花園Vの東海大大阪仰星。日本一になるために変わったきっかけは「監督を疑え」の教えと数学教師からの「正解でなくてもいいのでは?」 (3ページ目)
【後輩たちに受け継いでほしい】
さらに昨年3月の卒部式で、こんなことがあった。昨年度のキャプテンCTB近藤翔耶(東海大1年)は後輩に向けて、ある言葉を残したという。
「湯浅監督を疑え」
自分たちで考えることの大切さを伝えたかったのだろう。
そこで湯浅監督は、生徒に指示する割合を意識的に下げることにした。それまで4分の3ほど湯浅監督から指示していた割合を3分の2に下げて、選手に考える自由・余白を多くした。さらに大会に入ると関与する割合を3分の1ほどに下げて、花園では生徒主体のチームとなっていた。

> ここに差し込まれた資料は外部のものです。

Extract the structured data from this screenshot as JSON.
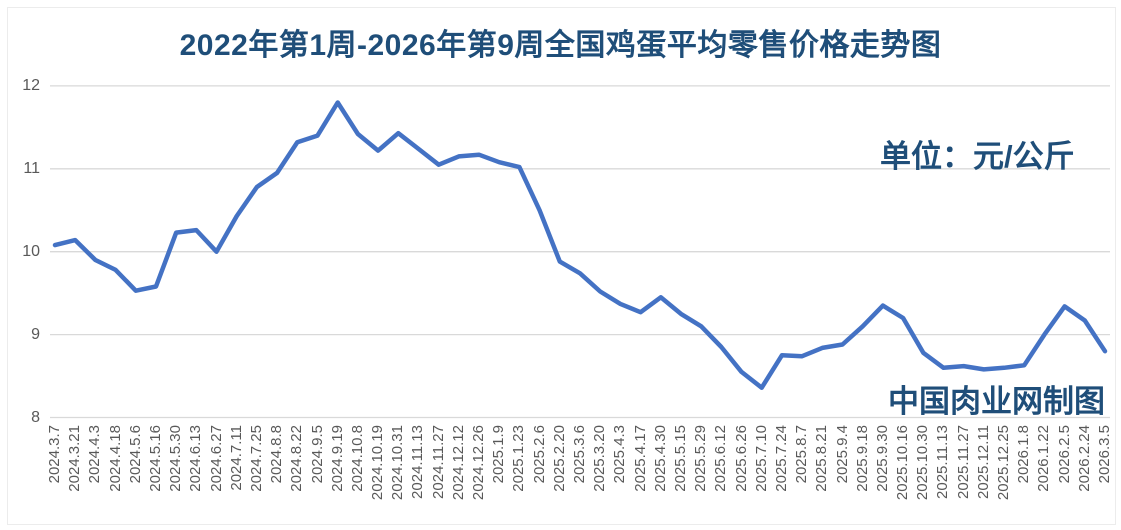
{
  "title": "2022年第1周-2026年第9周全国鸡蛋平均零售价格走势图",
  "unit_label": "单位：元/公斤",
  "watermark": "中国肉业网制图",
  "colors": {
    "line": "#4472C4",
    "heading_text": "#1F4E79",
    "axis_text": "#595959",
    "gridline": "#D9D9D9"
  },
  "chart_data": {
    "type": "line",
    "title": "2022年第1周-2026年第9周全国鸡蛋平均零售价格走势图",
    "ylabel": "元/公斤",
    "xlabel": "",
    "ylim": [
      8,
      12
    ],
    "yticks": [
      12,
      11,
      10,
      9,
      8
    ],
    "grid": true,
    "legend_position": "none",
    "categories": [
      "2024.3.7",
      "2024.3.21",
      "2024.4.3",
      "2024.4.18",
      "2024.5.6",
      "2024.5.16",
      "2024.5.30",
      "2024.6.13",
      "2024.6.27",
      "2024.7.11",
      "2024.7.25",
      "2024.8.8",
      "2024.8.22",
      "2024.9.5",
      "2024.9.19",
      "2024.10.8",
      "2024.10.19",
      "2024.10.31",
      "2024.11.13",
      "2024.11.27",
      "2024.12.12",
      "2024.12.26",
      "2025.1.9",
      "2025.1.23",
      "2025.2.6",
      "2025.2.20",
      "2025.3.6",
      "2025.3.20",
      "2025.4.3",
      "2025.4.17",
      "2025.4.30",
      "2025.5.15",
      "2025.5.29",
      "2025.6.12",
      "2025.6.26",
      "2025.7.10",
      "2025.7.24",
      "2025.8.7",
      "2025.8.21",
      "2025.9.4",
      "2025.9.18",
      "2025.9.30",
      "2025.10.16",
      "2025.10.30",
      "2025.11.13",
      "2025.11.27",
      "2025.12.11",
      "2025.12.25",
      "2026.1.8",
      "2026.1.22",
      "2026.2.5",
      "2026.2.24",
      "2026.3.5"
    ],
    "values": [
      10.08,
      10.14,
      9.9,
      9.78,
      9.53,
      9.58,
      10.23,
      10.26,
      10.0,
      10.43,
      10.78,
      10.95,
      11.32,
      11.4,
      11.8,
      11.42,
      11.22,
      11.43,
      11.24,
      11.05,
      11.15,
      11.17,
      11.08,
      11.02,
      10.5,
      9.88,
      9.74,
      9.52,
      9.37,
      9.27,
      9.45,
      9.25,
      9.1,
      8.85,
      8.55,
      8.36,
      8.75,
      8.74,
      8.84,
      8.88,
      9.1,
      9.35,
      9.2,
      8.78,
      8.6,
      8.62,
      8.58,
      8.6,
      8.63,
      9.0,
      9.34,
      9.17,
      8.8
    ]
  }
}
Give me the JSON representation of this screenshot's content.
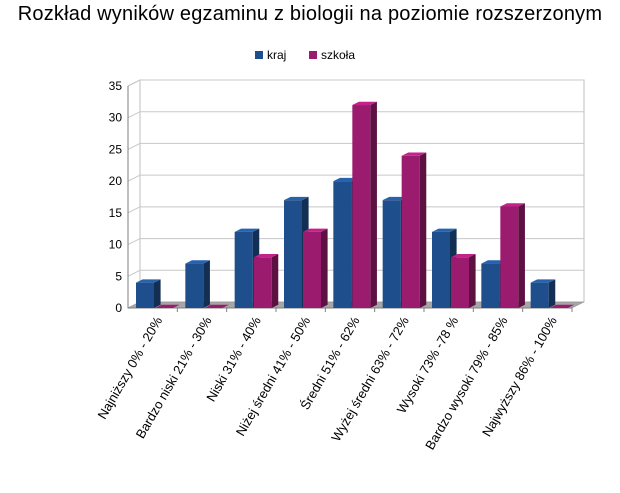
{
  "chart_data": {
    "type": "bar",
    "title": "Rozkład wyników egzaminu z biologii na poziomie rozszerzonym",
    "xlabel": "",
    "ylabel": "",
    "ylim": [
      0,
      35
    ],
    "yticks": [
      0,
      5,
      10,
      15,
      20,
      25,
      30,
      35
    ],
    "grid": true,
    "legend_position": "top",
    "three_d": true,
    "categories": [
      "Najniższy 0% - 20%",
      "Bardzo niski 21% - 30%",
      "Niski 31% - 40%",
      "Niżej średni 41% - 50%",
      "Średni 51% - 62%",
      "Wyżej średni 63% - 72%",
      "Wysoki 73% -78 %",
      "Bardzo wysoki 79% - 85%",
      "Najwyższy 86% - 100%"
    ],
    "series": [
      {
        "name": "kraj",
        "color": "#1f4e8c",
        "values": [
          4,
          7,
          12,
          17,
          20,
          17,
          12,
          7,
          4
        ]
      },
      {
        "name": "szkoła",
        "color": "#9b1b6e",
        "values": [
          0,
          0,
          8,
          12,
          32,
          24,
          8,
          16,
          0
        ]
      }
    ]
  }
}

「間違ってもいい、思いっきりチャレンジしていいと伝えて、生徒が探求し、思考する。そのほうが僕も楽しいし、選手たちが(自ら)考えているので、応用になったときのスピード感があった」(湯浅監督)
薄田キャプテンは「監督に言われたことに対して受け身になるのではなく、本当に日本一になるために必要なことを自分たちで解釈して考えた」と話す。ライバル東福岡を組織的な守備で押さえ込んだ準決勝、そして自分たちで試合を組み立て、判断と展開の「はやさ」で國栃に勝利した決勝は、まさしくこの1年の集大成だった。
仰星では毎年、3年生が自分たちで決めるスローガンがある。今季は「不朽の仰星で日本一」だった。薄田キャプテンは「後世に語り継がれるような取り組みができたと思いますが、後輩がどう思ったか、引き継いでいってくれるか。監督の話を疑う、(自分たちで)考えることは後輩たちにも受け継いでほしい」と期待を寄せた。
「監督を疑え!」
選手たちが主体となって考えるラグビーを貫いた仰星が来季、どんなプレーを見せるか楽しみだ。